Tetapi dari segala perkataan yang pernah diujarkan anggota ISIS tertangkap, yang paling konyol – yang paling susah dipercaya – adalah: Aku kangen fish and chips.

Sehari sebelum wawancara NBC dengan Clark, Channel 4 News menayangkan film pendek tentang istri dan anak anggota ISIS asing dari Hajin di Suriah timur. Dalam film tersebut, seorang perempuan asal Inggris yang mengenakan burqa hitam berbicara tentang betapa dia merindukan Inggris – dan juga fish and chips.

1548677909743-dawla
Tweet dari seorang pelajar Inggris Amira Abase. “Dawla” tak lain adalah sebutan untuk ISIS.

Aku tidak tahu apakah anggota ISIS tertangkap asal Jerman mengaku kangen schnitzel, karena aku tidak bisa bahasa Jerman, dan saya juga tidak tahu apakah anggota asal Kanada mengacu pada poutine. Tapi sepertinya tidak, karena kamu harus mabuk dulu sebelum bisa makan poutine, dan ISIS tidak suka sama alkohol. Tapi fish and chips?

Ini bukan pertama kali mantan rekrut ISIS menyebut hidangan terpopuler di Inggris tersebut. Reema Iqbal asal London, yang kini berada di kamp penahanan di Suriah, berkata kepada Sunday Times: “[Saya kangen] fish and chips. Itu pilihan pertamaku, fish and chips.” Sajid Aslam dari Walsall, kota di West Midlands, berpendapat serupa, dalam sebuah email kepada jurnalis Daily Mirror, “Walsall terkenal untuk toko-toko fish and chips-nya – dan saya sering mengidamkan fish and chips!” Bahkan Alexanda Kotey, yang diduga Departemen Luar Negeri AS terkait dalam penyiksaan sandera Barat, berkata dalam sebuah wawancara, “Saya kangen fish and chips dan acar telur” – tapi ada kemungkinan dia hanya bersikap ironis.

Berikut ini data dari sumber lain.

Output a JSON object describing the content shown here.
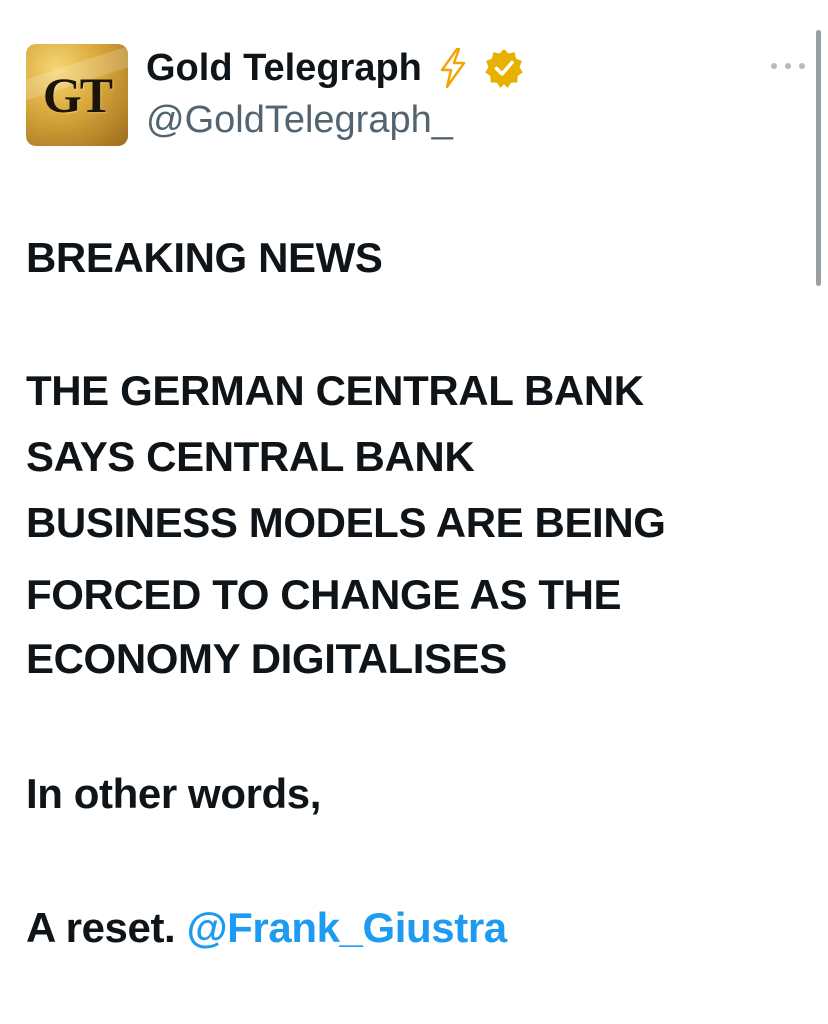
{
  "tweet": {
    "display_name": "Gold Telegraph",
    "handle": "@GoldTelegraph_",
    "avatar_text": "GT",
    "icons": {
      "lightning": "lightning-bolt-emoji",
      "verified": "gold-verified-badge",
      "more": "more-options-ellipsis"
    },
    "lines": [
      "BREAKING NEWS",
      "THE GERMAN CENTRAL BANK",
      "SAYS CENTRAL BANK",
      "BUSINESS MODELS ARE BEING",
      "FORCED TO CHANGE AS THE",
      "ECONOMY DIGITALISES",
      "In other words,",
      "A reset."
    ],
    "mention": "@Frank_Giustra"
  },
  "colors": {
    "text": "#0f1419",
    "secondary": "#536471",
    "link": "#1d9bf0",
    "verified_gold": "#e8b100",
    "bolt": "#f4a300"
  }
}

Di Inggris, setiap hari Jumat, fish and chips menjadi makanan pilihan bagi kaum buruh. Aku sendiri mengingat ayahku yang pulang cepat dari kantor dan membawa pulang fish and chips yang dibungkus koran. Itu 30 tahun lalu, dan sejak itu aku tidak pernah memakannya lagi, karena pas aku masih kecil, aku tidak suka sama kentang lembek dan ikan yang digoreng hingga tekstur dan ukurannya menjadi seperti sepatu.

Dan aku tidak sendirian. Selama puluhan tahun, jumlah toko-toko fish and chips di Inggris terus menurun dan digantikan waralaba makanan cepat saji dan toko-toko ayam. Tapi mereka bertahan sebagai simbol keinggrisan. Makanan, sama seperti seks, serta semua ritual, ketakutan, dan kebiasaan yang mengelilinginya, mendalami esensi identitas kita. Ini, dalam beberapa cara fundamental, menjelaskan kenapa kita kagum dengan kebiasaan seks dan makan orang lain, dan kenapa apa yang kita lihat di TV sangat berfokus pada seks dan makanan.

Ini juga menjelaskan mengapa kita begitu tertarik dengan kebiasaan makan para jihadis Barat pada 2014, ketika ISIS baru mulai dikenal secara global. Di situs web ini, pada Desember tahun itu, tayang sebuah fitur berjudul “Foto-foto Pejuang Negara Islam dengan Pencuci Mulut Favorit Mereka”. Daily Mail pun meliputi hidangan makan malam seorang anak sekolah asal Inggris yang berangkat ke Suriah, Amira Abase, yang terdiri dari ayam goreng, kentang goreng, pizza, dan daging kebab. Liputan tersebut berfokus pada kemurbaan dan keakraban makanannya, yang dikontras dengan keganasan penolakannya terhadap nilai-nilai Barat. Mungkin kalau fotonya menunjukkan Abase dengan kepala-kepala yang dipenggal, takkan ada yang begitu tertarik.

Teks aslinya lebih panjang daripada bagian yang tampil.